Endeavor was the fifth-largest private U.S. E&P by production, behind Continental Resources, Ascent Resources, Aethon Energy, and Mewbourne Oil Company. Endeavor boosted production in the run-up to its sale. Reports put Endeavor’s 2023 production growth at 87,569. By year-end 2023, the company was producing 350,000 boe/d, representing annual growth of 33%.
Aside from its high-quality drilling inventory in the heart of the Midland sub-basin, Endeavor’s attraction to Diamondback stems from the contiguity of its acreage, which overlaps in many regions, as shown in the map below.
Source: Diamondback Energy Endeavor Energy Resources Acquisition Slide Presentation, Feb. 12, 2024.
The combined entity will boast 6,100 pro forma top-tier drilling locations that break even at less than $40 per barrel. This drilling inventory spans 13.5 years of drilling at our estimate of the combined company’s current annual drilling rate. This estimate of top-tier drilling inventory leaves out the many thousands of drilling locations that will break even above $40 per barrel.
These lesser-quality wells could prove valuable after the Permian’s best acreage has been exhausted, which we estimate will occur over the next few years. At that point, the price to produce the global marginal barrel may increase, and low-cost producers like Diamondback will benefit through sustained higher free cash flow.
Diamondback Didn’t Get a Bargain but Didn't Overpay
Diamondback paid roughly fair value for Endeavor. Consider that at $80 per barrel WTI and $2.75 per mcf natural gas, Diamondback generates approximately $3.2 billion in free cash flow. Before the deal announcement, it had a $31.8 billion enterprise value, representing a 10% free cash flow yield.

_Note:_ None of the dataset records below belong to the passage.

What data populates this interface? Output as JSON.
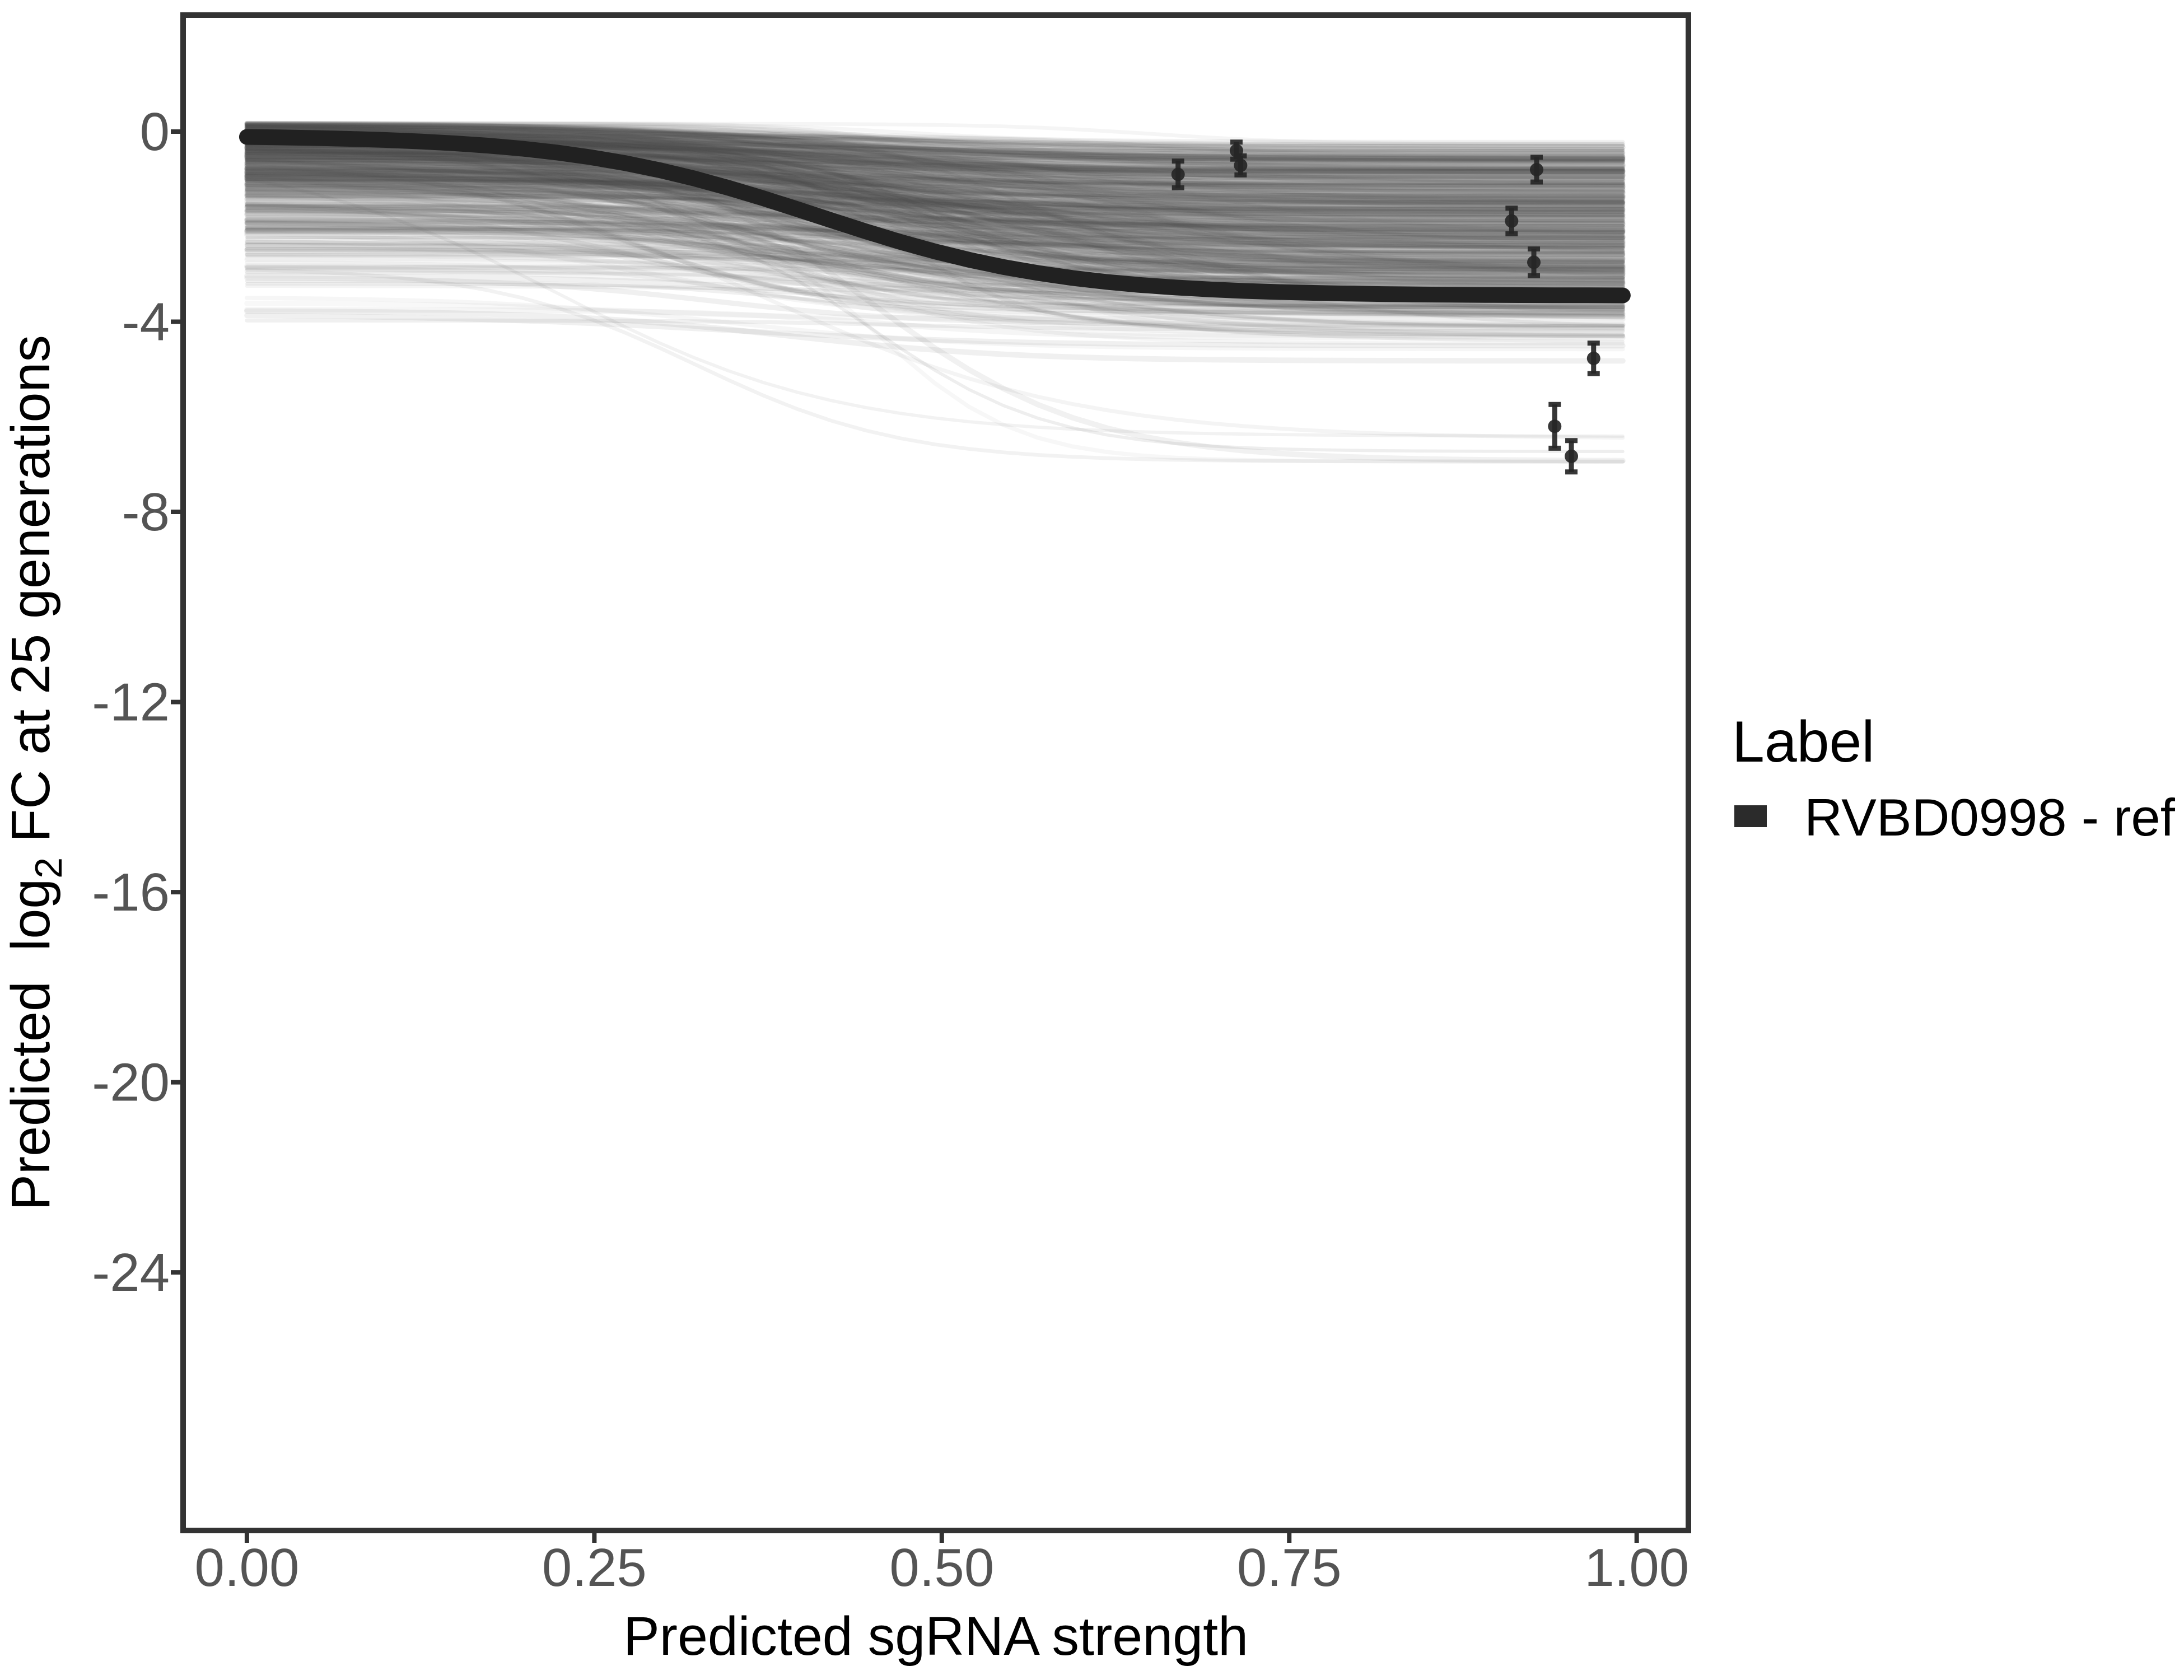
{
  "chart_data": {
    "type": "line",
    "title": "",
    "xlabel": "Predicted sgRNA strength",
    "ylabel": "Predicted log2 FC at 25 generations",
    "ylabel_parts": {
      "pre": "Predicted  log",
      "sub": "2",
      "post": " FC at 25 generations"
    },
    "x_tick_labels": [
      "0.00",
      "0.25",
      "0.50",
      "0.75",
      "1.00"
    ],
    "x_tick_values": [
      0,
      0.25,
      0.5,
      0.75,
      1.0
    ],
    "y_tick_labels": [
      "0",
      "-4",
      "-8",
      "-12",
      "-16",
      "-20",
      "-24"
    ],
    "y_tick_values": [
      0,
      -4,
      -8,
      -12,
      -16,
      -20,
      -24
    ],
    "xlim": [
      -0.0459,
      1.0372
    ],
    "ylim": [
      -29.43,
      2.451
    ],
    "grid": false,
    "legend": {
      "title": "Label",
      "position": "right",
      "entries": [
        {
          "label": "RVBD0998 - ref",
          "type": "line",
          "color": "#2b2b2b"
        }
      ]
    },
    "reference_curve": {
      "name": "RVBD0998 - ref",
      "model": "logistic",
      "x_range": [
        0,
        0.99
      ],
      "upper_asymptote": -0.08,
      "lower_asymptote": -3.45,
      "drop": 3.37,
      "midpoint": 0.41,
      "scale": 0.088,
      "sample_points": [
        {
          "x": 0.0,
          "y": -0.11
        },
        {
          "x": 0.1,
          "y": -0.18
        },
        {
          "x": 0.2,
          "y": -0.36
        },
        {
          "x": 0.3,
          "y": -0.83
        },
        {
          "x": 0.4,
          "y": -1.67
        },
        {
          "x": 0.5,
          "y": -2.56
        },
        {
          "x": 0.6,
          "y": -3.1
        },
        {
          "x": 0.7,
          "y": -3.33
        },
        {
          "x": 0.8,
          "y": -3.41
        },
        {
          "x": 0.9,
          "y": -3.44
        },
        {
          "x": 0.99,
          "y": -3.45
        }
      ]
    },
    "posterior_draws": {
      "description": "translucent gray sigmoid spaghetti of posterior draws behind reference curve",
      "count": 700,
      "seed": 1234,
      "x_range": [
        0,
        0.99
      ],
      "start_value_range": [
        -4.45,
        0.18
      ],
      "end_value_range": [
        -7.15,
        -0.3
      ],
      "midpoint_range": [
        0.2,
        0.72
      ],
      "scale_range": [
        0.05,
        0.12
      ]
    },
    "points": [
      {
        "x": 0.67,
        "y": -0.9,
        "err": 0.28
      },
      {
        "x": 0.712,
        "y": -0.4,
        "err": 0.18
      },
      {
        "x": 0.715,
        "y": -0.71,
        "err": 0.2
      },
      {
        "x": 0.928,
        "y": -0.8,
        "err": 0.26
      },
      {
        "x": 0.91,
        "y": -1.88,
        "err": 0.27
      },
      {
        "x": 0.926,
        "y": -2.75,
        "err": 0.28
      },
      {
        "x": 0.969,
        "y": -4.77,
        "err": 0.32
      },
      {
        "x": 0.941,
        "y": -6.2,
        "err": 0.46
      },
      {
        "x": 0.953,
        "y": -6.83,
        "err": 0.33
      }
    ],
    "style": {
      "background": "#ffffff",
      "panel_border_color": "#333333",
      "tick_color": "#333333",
      "tick_label_color": "#545454",
      "axis_title_color": "#000000",
      "legend_text_color": "#000000",
      "reference_curve_color": "#212121",
      "point_color": "#262626",
      "draw_color": "#4d4d4d"
    }
  }
}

The Endeavor acquisition came at a slightly lower free cash flow yield. At $80 per barrel WTI and $2.75 per mcf natural gas, standalone Diamondback generates approximately $18.50 per boe of free cash flow. Applying the same figure to Endeavor’s 350,000 boe/d of production results in $2.3 billion of free cash flow. Diamondback’s $26 billion acquisition price therefore represents a 9% free cash flow yield, just shy of Diamondback’s own 10% free cash flow yield before the announcement.

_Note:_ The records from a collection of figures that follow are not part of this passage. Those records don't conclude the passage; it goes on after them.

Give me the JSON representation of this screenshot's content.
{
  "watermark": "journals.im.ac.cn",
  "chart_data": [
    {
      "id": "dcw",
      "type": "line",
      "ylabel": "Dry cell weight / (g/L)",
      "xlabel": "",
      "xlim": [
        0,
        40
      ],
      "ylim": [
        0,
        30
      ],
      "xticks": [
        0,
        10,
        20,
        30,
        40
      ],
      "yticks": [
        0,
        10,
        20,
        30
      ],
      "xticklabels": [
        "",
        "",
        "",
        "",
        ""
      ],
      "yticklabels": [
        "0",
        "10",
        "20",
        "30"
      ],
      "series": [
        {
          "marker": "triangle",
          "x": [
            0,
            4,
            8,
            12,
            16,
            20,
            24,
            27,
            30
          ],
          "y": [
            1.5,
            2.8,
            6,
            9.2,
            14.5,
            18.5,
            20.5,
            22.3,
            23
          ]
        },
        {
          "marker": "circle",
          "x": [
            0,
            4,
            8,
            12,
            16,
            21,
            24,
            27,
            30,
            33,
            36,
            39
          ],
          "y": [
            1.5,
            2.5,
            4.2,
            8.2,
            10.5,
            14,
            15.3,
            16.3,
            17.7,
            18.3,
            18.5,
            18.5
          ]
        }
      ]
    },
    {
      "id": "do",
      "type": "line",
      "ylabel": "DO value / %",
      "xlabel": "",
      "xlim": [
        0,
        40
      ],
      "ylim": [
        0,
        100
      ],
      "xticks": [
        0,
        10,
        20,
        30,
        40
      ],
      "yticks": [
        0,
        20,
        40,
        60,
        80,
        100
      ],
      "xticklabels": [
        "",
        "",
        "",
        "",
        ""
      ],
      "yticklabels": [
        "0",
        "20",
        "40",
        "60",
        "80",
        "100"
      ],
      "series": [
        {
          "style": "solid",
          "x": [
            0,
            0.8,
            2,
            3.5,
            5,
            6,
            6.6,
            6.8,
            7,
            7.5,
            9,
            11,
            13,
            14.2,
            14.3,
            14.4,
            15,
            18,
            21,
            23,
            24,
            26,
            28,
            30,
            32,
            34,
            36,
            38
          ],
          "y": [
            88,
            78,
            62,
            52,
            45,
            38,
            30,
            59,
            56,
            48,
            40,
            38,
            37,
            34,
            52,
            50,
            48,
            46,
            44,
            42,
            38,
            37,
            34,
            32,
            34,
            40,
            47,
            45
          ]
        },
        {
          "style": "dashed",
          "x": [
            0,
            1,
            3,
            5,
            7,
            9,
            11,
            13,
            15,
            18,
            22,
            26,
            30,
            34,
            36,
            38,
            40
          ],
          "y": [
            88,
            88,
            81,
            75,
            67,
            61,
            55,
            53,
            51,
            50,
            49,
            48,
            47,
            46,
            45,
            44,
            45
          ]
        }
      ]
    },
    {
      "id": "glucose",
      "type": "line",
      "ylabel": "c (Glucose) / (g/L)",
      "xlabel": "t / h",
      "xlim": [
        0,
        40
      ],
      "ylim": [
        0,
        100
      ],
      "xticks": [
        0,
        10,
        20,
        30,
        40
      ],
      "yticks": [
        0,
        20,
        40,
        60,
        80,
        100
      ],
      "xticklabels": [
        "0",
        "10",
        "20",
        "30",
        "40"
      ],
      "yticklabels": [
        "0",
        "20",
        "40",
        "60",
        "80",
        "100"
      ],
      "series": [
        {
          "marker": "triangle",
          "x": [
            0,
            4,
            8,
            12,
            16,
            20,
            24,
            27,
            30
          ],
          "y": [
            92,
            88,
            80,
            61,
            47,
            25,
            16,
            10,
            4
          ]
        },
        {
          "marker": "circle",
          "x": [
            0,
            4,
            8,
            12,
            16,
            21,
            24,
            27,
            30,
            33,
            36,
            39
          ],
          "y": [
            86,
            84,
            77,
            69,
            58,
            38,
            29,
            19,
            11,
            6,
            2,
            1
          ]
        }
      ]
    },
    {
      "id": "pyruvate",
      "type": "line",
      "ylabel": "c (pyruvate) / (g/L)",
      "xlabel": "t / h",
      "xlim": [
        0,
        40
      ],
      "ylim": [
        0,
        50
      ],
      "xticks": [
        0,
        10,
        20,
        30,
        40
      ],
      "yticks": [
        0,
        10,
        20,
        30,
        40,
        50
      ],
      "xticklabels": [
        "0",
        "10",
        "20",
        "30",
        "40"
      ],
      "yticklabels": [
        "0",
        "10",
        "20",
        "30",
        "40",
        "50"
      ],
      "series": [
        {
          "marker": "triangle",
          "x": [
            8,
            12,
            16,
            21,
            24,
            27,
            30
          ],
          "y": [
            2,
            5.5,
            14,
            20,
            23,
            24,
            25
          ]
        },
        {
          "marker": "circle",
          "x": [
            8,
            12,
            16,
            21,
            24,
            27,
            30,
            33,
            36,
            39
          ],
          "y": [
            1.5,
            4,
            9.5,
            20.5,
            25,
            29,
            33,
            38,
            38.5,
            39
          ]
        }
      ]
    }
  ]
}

Our estimates assume the combined entity will be operated in maintenance mode, as Diamondback had been operating before the deal. We assume organic production will remain more or less flat. Diamondback management expects $550 million of cost, capital, and land synergies, which would make the purchase price more attractive from a free cash flow perspective if they are realized.

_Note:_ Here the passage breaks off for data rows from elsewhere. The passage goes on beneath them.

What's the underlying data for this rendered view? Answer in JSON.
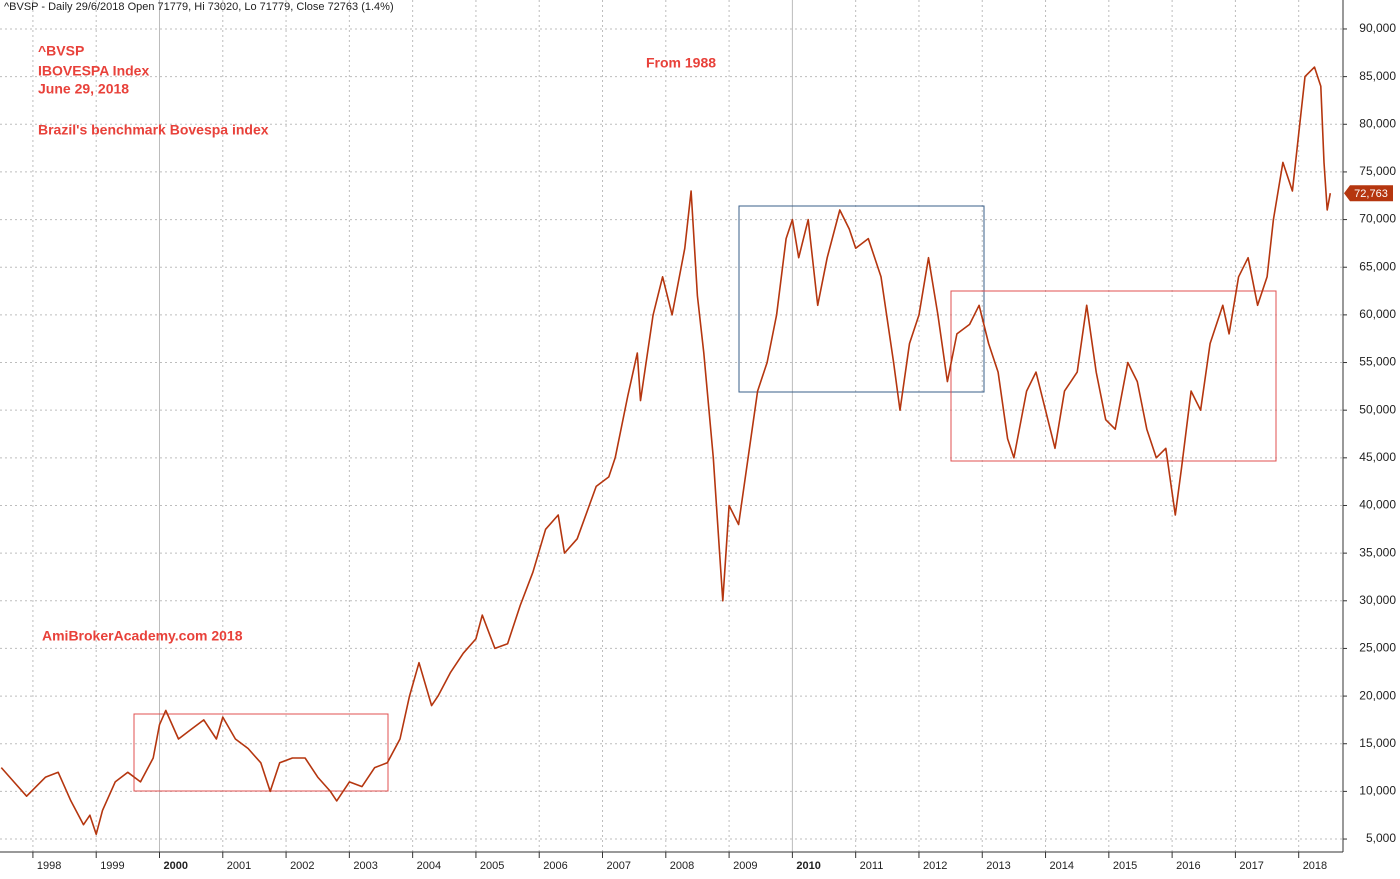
{
  "chart_data": {
    "type": "line",
    "title": "^BVSP - Daily 29/6/2018 Open 71779, Hi 73020, Lo 71779, Close 72763 (1.4%)",
    "annotations": [
      "^BVSP",
      "IBOVESPA Index",
      "June 29, 2018",
      "Brazil's benchmark Bovespa index",
      "From 1988",
      "AmiBrokerAcademy.com  2018"
    ],
    "xlim": [
      1997.48,
      2018.7
    ],
    "xticks": [
      1998,
      1999,
      2000,
      2001,
      2002,
      2003,
      2004,
      2005,
      2006,
      2007,
      2008,
      2009,
      2010,
      2011,
      2012,
      2013,
      2014,
      2015,
      2016,
      2017,
      2018
    ],
    "ylim": [
      3640,
      93040
    ],
    "yticks": [
      {
        "value": 5000,
        "label": "5,000"
      },
      {
        "value": 10000,
        "label": "10,000"
      },
      {
        "value": 15000,
        "label": "15,000"
      },
      {
        "value": 20000,
        "label": "20,000"
      },
      {
        "value": 25000,
        "label": "25,000"
      },
      {
        "value": 30000,
        "label": "30,000"
      },
      {
        "value": 35000,
        "label": "35,000"
      },
      {
        "value": 40000,
        "label": "40,000"
      },
      {
        "value": 45000,
        "label": "45,000"
      },
      {
        "value": 50000,
        "label": "50,000"
      },
      {
        "value": 55000,
        "label": "55,000"
      },
      {
        "value": 60000,
        "label": "60,000"
      },
      {
        "value": 65000,
        "label": "65,000"
      },
      {
        "value": 70000,
        "label": "70,000"
      },
      {
        "value": 75000,
        "label": "75,000"
      },
      {
        "value": 80000,
        "label": "80,000"
      },
      {
        "value": 85000,
        "label": "85,000"
      },
      {
        "value": 90000,
        "label": "90,000"
      }
    ],
    "grid": true,
    "close_label": {
      "value": 72763,
      "label": "72,763"
    },
    "series": [
      {
        "name": "^BVSP",
        "color": "#b5360f",
        "x": [
          1997.5,
          1997.7,
          1997.9,
          1998.2,
          1998.4,
          1998.6,
          1998.8,
          1998.9,
          1999.0,
          1999.1,
          1999.3,
          1999.5,
          1999.7,
          1999.9,
          2000.0,
          2000.1,
          2000.3,
          2000.5,
          2000.7,
          2000.9,
          2001.0,
          2001.2,
          2001.4,
          2001.6,
          2001.75,
          2001.9,
          2002.1,
          2002.3,
          2002.5,
          2002.7,
          2002.8,
          2003.0,
          2003.2,
          2003.4,
          2003.6,
          2003.8,
          2003.95,
          2004.1,
          2004.3,
          2004.4,
          2004.6,
          2004.8,
          2005.0,
          2005.1,
          2005.3,
          2005.5,
          2005.7,
          2005.9,
          2006.1,
          2006.3,
          2006.4,
          2006.6,
          2006.9,
          2007.1,
          2007.2,
          2007.4,
          2007.55,
          2007.6,
          2007.8,
          2007.95,
          2008.1,
          2008.3,
          2008.4,
          2008.5,
          2008.6,
          2008.75,
          2008.85,
          2008.9,
          2009.0,
          2009.15,
          2009.3,
          2009.45,
          2009.6,
          2009.75,
          2009.9,
          2010.0,
          2010.1,
          2010.25,
          2010.4,
          2010.55,
          2010.75,
          2010.9,
          2011.0,
          2011.2,
          2011.4,
          2011.6,
          2011.7,
          2011.85,
          2012.0,
          2012.15,
          2012.3,
          2012.45,
          2012.6,
          2012.8,
          2012.95,
          2013.1,
          2013.25,
          2013.4,
          2013.5,
          2013.7,
          2013.85,
          2014.0,
          2014.15,
          2014.3,
          2014.5,
          2014.65,
          2014.8,
          2014.95,
          2015.1,
          2015.3,
          2015.45,
          2015.6,
          2015.75,
          2015.9,
          2016.05,
          2016.15,
          2016.3,
          2016.45,
          2016.6,
          2016.8,
          2016.9,
          2017.05,
          2017.2,
          2017.35,
          2017.5,
          2017.6,
          2017.75,
          2017.9,
          2018.0,
          2018.1,
          2018.25,
          2018.35,
          2018.4,
          2018.45,
          2018.5
        ],
        "values": [
          12500,
          11000,
          9500,
          11500,
          12000,
          9000,
          6500,
          7500,
          5500,
          8000,
          11000,
          12000,
          11000,
          13500,
          17000,
          18500,
          15500,
          16500,
          17500,
          15500,
          17800,
          15500,
          14500,
          13000,
          10000,
          13000,
          13500,
          13500,
          11500,
          10000,
          9000,
          11000,
          10500,
          12500,
          13000,
          15500,
          20000,
          23500,
          19000,
          20000,
          22500,
          24500,
          26000,
          28500,
          25000,
          25500,
          29500,
          33000,
          37500,
          39000,
          35000,
          36500,
          42000,
          43000,
          45000,
          51500,
          56000,
          51000,
          60000,
          64000,
          60000,
          67000,
          73000,
          62000,
          56000,
          45000,
          35000,
          30000,
          40000,
          38000,
          45000,
          52000,
          55000,
          60000,
          68000,
          70000,
          66000,
          70000,
          61000,
          66000,
          71000,
          69000,
          67000,
          68000,
          64000,
          55000,
          50000,
          57000,
          60000,
          66000,
          60000,
          53000,
          58000,
          59000,
          61000,
          57000,
          54000,
          47000,
          45000,
          52000,
          54000,
          50000,
          46000,
          52000,
          54000,
          61000,
          54000,
          49000,
          48000,
          55000,
          53000,
          48000,
          45000,
          46000,
          39000,
          44000,
          52000,
          50000,
          57000,
          61000,
          58000,
          64000,
          66000,
          61000,
          64000,
          70000,
          76000,
          73000,
          79000,
          85000,
          86000,
          84000,
          76000,
          71000,
          72763
        ]
      }
    ]
  }
}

The deal’s attractiveness is largely a matter of perspective. The U.S. equity market certainly liked it. Diamondback’s stock surged 10% after the deal was announced.
Over the long term, its success will depend on the course of commodity prices. If WTI can average greater than $80 per barrel, it is likely to be a win for Diamondback shareholders.
But the acquisition appears expensive when compared with Canadian E&P stocks. Many high-quality Canadian names achieve returns on capital on par with Diamondback at $80 per barrel WTI, yet their shares trade at far lower multiples than both Diamondback and the Endeavor deal metrics.